Short reads	1 thread	2 threads	4 threads	8 threads	16 threads
FragGeneScan	731 r/s	1257 r/s	2158 r/s	3408 r/s	3371 r/s
FragGeneScanPlus	13830 r/s	23997 r/s	37882 r/s	54610 r/s	/
FragGeneScanRs	16119 r/s	29326 r/s	48593 r/s	73965 r/s	99885 r/s

Long reads	1 thread	2 threads	4 threads	8 threads	16 threads
FragGeneScan	317 r/s	545 r/s	1053 r/s	1715 r/s	1968 r/s
FragGeneScanPlus	863 r/s	1596 r/s	2910 r/s	5573 r/s	/
FragGeneScanRs	1358 r/s	2674 r/s	5051 r/s	8803 r/s	14343 r/s

Complete genome	1 thread
FragGeneScan	6.668 s
FragGeneScanPlus	712.265 s
FragGeneScanRs	3.049 s

The commands and arguments used for this benchmarks were:

./FragGeneScan -t 454_10 -s example/NC_000913-454.fna -o example/NC_000913-454 -w 0
./FGS+ -t 454_10 -s example/NC_000913-454.fna -o example/NC_000913-454 -w 0
./FragGeneScanRs -t 454_10 -s example/NC_000913-454.fna -o example/NC_000913-454 -w 0

./FragGeneScan -t complete -s example/contigs.fna -o example/contigs -w 1
./FGS+ -t complete -s example/contigs.fna -o example/contigs -w 1
./FragGeneScanRs -t complete -s example/contigs.fna -o example/contigs -w 1

./FragGeneScan -t complete -s example/NC_000913.fna -o example/NC_000913 -w 1
./FGS+ -t complete -s example/NC_000913.fna -o example/NC_000913 -w 1
./FragGeneScanRs -t complete -s example/NC_000913.fna -o example/NC_000913 -w 1

By default, FragGeneScanPlus outputs only the predicted genes, not the metadata and DNA files. Below are measurements taken when those files aren't generated by FragGeneScanRs either.

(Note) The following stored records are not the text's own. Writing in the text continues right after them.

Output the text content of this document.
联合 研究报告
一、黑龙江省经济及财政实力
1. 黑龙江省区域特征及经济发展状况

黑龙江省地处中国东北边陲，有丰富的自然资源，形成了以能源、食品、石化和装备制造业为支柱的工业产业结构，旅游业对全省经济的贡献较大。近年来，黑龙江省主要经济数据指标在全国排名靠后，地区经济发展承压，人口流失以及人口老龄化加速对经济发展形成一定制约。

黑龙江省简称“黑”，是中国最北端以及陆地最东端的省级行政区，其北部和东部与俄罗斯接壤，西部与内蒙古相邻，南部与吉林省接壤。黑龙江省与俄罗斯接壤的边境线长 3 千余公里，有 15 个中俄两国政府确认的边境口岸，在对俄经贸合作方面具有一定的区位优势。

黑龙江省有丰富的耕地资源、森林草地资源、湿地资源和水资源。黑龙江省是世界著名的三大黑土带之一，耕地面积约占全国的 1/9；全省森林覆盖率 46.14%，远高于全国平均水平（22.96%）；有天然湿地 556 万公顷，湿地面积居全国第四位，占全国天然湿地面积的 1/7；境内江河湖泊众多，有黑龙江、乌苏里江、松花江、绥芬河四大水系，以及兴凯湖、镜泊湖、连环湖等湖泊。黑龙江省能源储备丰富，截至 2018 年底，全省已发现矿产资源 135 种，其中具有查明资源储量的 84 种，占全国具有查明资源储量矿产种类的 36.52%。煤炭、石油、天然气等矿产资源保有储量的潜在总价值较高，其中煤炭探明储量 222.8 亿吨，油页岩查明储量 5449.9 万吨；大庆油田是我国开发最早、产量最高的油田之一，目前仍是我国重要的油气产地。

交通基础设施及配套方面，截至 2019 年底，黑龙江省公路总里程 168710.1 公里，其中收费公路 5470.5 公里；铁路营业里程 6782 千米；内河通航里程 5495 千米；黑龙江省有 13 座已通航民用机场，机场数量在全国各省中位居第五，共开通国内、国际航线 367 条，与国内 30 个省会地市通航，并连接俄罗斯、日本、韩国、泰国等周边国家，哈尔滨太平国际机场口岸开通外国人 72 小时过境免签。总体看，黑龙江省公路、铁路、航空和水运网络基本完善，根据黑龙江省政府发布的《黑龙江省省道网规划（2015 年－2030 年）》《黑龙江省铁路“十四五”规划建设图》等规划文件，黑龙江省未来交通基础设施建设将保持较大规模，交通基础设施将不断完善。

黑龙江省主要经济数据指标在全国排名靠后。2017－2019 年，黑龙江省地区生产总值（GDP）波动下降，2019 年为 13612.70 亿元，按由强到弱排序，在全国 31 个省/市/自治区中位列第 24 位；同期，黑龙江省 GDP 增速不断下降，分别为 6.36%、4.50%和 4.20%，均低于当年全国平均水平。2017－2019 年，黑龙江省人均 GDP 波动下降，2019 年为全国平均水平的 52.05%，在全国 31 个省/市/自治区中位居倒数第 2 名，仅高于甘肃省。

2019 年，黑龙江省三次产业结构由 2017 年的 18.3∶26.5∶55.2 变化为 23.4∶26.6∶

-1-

Short reads	1 thread	2 threads	4 threads	8 threads
FragGeneScanPlus	13765 r/s	24500 r/s	39548 r/s	57147 r/s
FragGeneScanRs	16815 r/s	28784 r/s	50157 r/s	75397 r/s

The commands used here are:

./FGS+ -t 454_10 -s example/NC_000913-454.fna -o stdout -w 0 > /dev/null
./FragGeneScanRs -t 454_10 -s example/NC_000913-454.fna -o stdout -w 0 > /dev/null

Memory usage (version 1.0.0)

The figure below shows the memory footprint for multithreaded execution of FGS, FGS+ and FGSrs on long reads (1328 bp). Total memory footprint (heap, stack and memory-mapped file I/O) is measured using the Massif heap profiler of Valgrind with the --pages-as-heap option. Race conditions consistently halt the execution of FGS+ above 10 threads. FGS and FGSrs generate DNA sequences, protein translations and metadata, whereas FGS+ only generates protein translations because the software crashes when other output is generated. FGS and FGS+ report gene predictions out-of-order, where default in-order reporting was used for FGSrs.